I was going to do RAID for disk failure tolerance, either with a consumer NAS bo...

8fingerlouie · on Aug 23, 2023

>Isn't RAID parity slightly more space efficient than versioned backups?

It depends on your storage array. The more drives, the more space efficient RAID becomes, but RAID is still only a single copy of your data.

>Or is there a better way to do redundancy that doesn't involve just replicating entire files to multiple disks

Most of the industry is using erasure coding these days (https://blog.min.io/erasure-coding/) which allows for spreading your parity and data across multiple sites. Erasure coding usually runs a layer above the filesystem, as opposed to RAID which typically runs below the filesystem (Snapraid, Mergerfs and others excluded).

My personal "backup vault" is a Raspberry Pi 4 with a single 4TB external drive attached. The RPi runs Minio, and all backups are done through the S3 interface or SFTP/SMB. It is not the fastest box in the world, but it backs up (incremental) ~2TB in 30 minutes, which is "fast enough".

It consumes on average 4W, which means even with worst case electricity prices of €1/kWh (which we saw last winter), it costs less than €3/month.

For comparison, my NAS consumed around 50W, and at €1/kWh, that would cost €37/month in electricity alone, and then you need to add the cost of the actual hardware itself.

I switched off the NAS, and purchased ~10TB of cloud storage (main storage and backup storage at two different locations) for €20/month, and keep sensitive stuff encrypted with Cryptomator.

tremon · on Aug 23, 2023

but RAID is still only a single copy of your data

Btrfs has 3-copy and 4-copy RAID1 (profiles raid1c3 and raid1c4), doesn't ZFS have something similar?

8fingerlouie · on Aug 24, 2023

ZFS has RAIDZ1, RAIDZ2, RAIDz3 and Ditto blocks, which do much the same thing, although a bit differently.

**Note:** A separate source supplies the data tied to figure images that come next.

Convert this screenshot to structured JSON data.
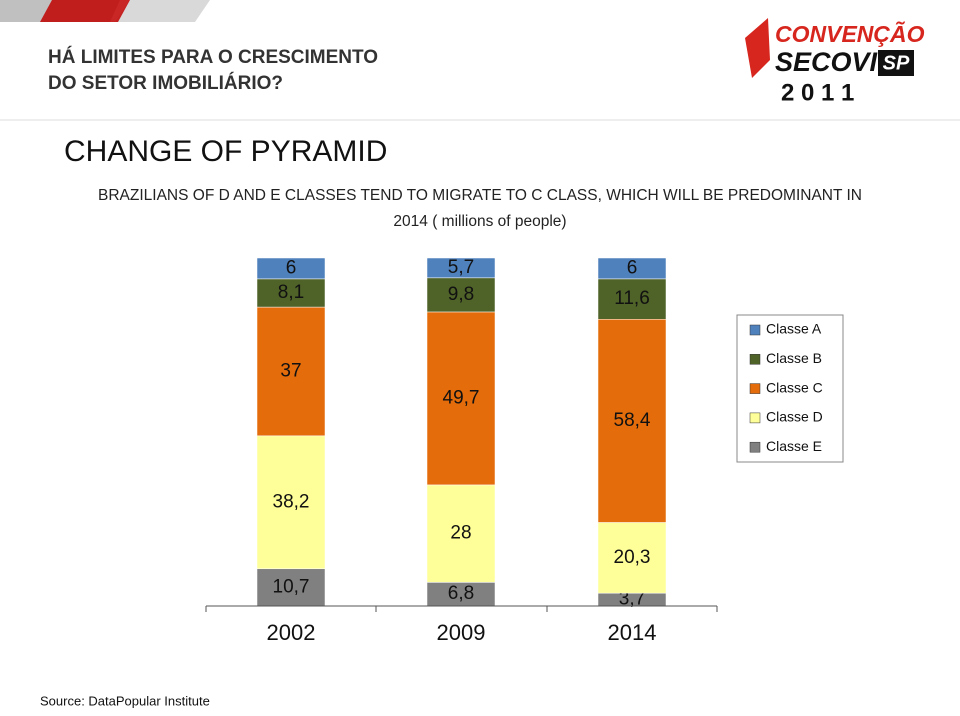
{
  "header": {
    "line1": "HÁ LIMITES PARA O CRESCIMENTO",
    "line2": "DO SETOR IMOBILIÁRIO?"
  },
  "logo": {
    "line1": "CONVENÇÃO",
    "line2": "SECOVI",
    "badge": "SP",
    "year": "2 0 1 1"
  },
  "chart_data": {
    "type": "stacked-bar",
    "title": "CHANGE OF PYRAMID",
    "subtitle": [
      "BRAZILIANS OF D AND E CLASSES TEND TO MIGRATE TO C CLASS, WHICH WILL BE PREDOMINANT IN",
      "2014 ( millions of people)"
    ],
    "categories": [
      "2002",
      "2009",
      "2014"
    ],
    "series": [
      {
        "name": "Classe E",
        "color": "#808080",
        "values": [
          10.7,
          6.8,
          3.7
        ],
        "value_labels": [
          "10,7",
          "6,8",
          "3,7"
        ]
      },
      {
        "name": "Classe D",
        "color": "#ffff99",
        "values": [
          38.2,
          28,
          20.3
        ],
        "value_labels": [
          "38,2",
          "28",
          "20,3"
        ]
      },
      {
        "name": "Classe C",
        "color": "#e46c0a",
        "values": [
          37,
          49.7,
          58.4
        ],
        "value_labels": [
          "37",
          "49,7",
          "58,4"
        ]
      },
      {
        "name": "Classe B",
        "color": "#4f6228",
        "values": [
          8.1,
          9.8,
          11.6
        ],
        "value_labels": [
          "8,1",
          "9,8",
          "11,6"
        ]
      },
      {
        "name": "Classe A",
        "color": "#4f81bd",
        "values": [
          6,
          5.7,
          6
        ],
        "value_labels": [
          "6",
          "5,7",
          "6"
        ]
      }
    ],
    "ylim": [
      0,
      100
    ],
    "legend": "right",
    "source": "Source: DataPopular Institute"
  }
}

My point was that even if you have 4 copies of your data, you still only have a single machine where your data is stored, and you're essentially just one flood/lightning strike/house fire/burglary away from all of it being gone. Or one bad power supply away from 4 dead drives.

With versioned backups, you have higher latency on restoring data in case a disk dies, but your data is also safer.

As i initially stated, RAID is for availability. It is great for making sure that data is available 24/7, but that is rarely what the average home user needs. Most home users access their data infrequently, and would be perfectly fine waiting a couple of hours while restoring data from a backup.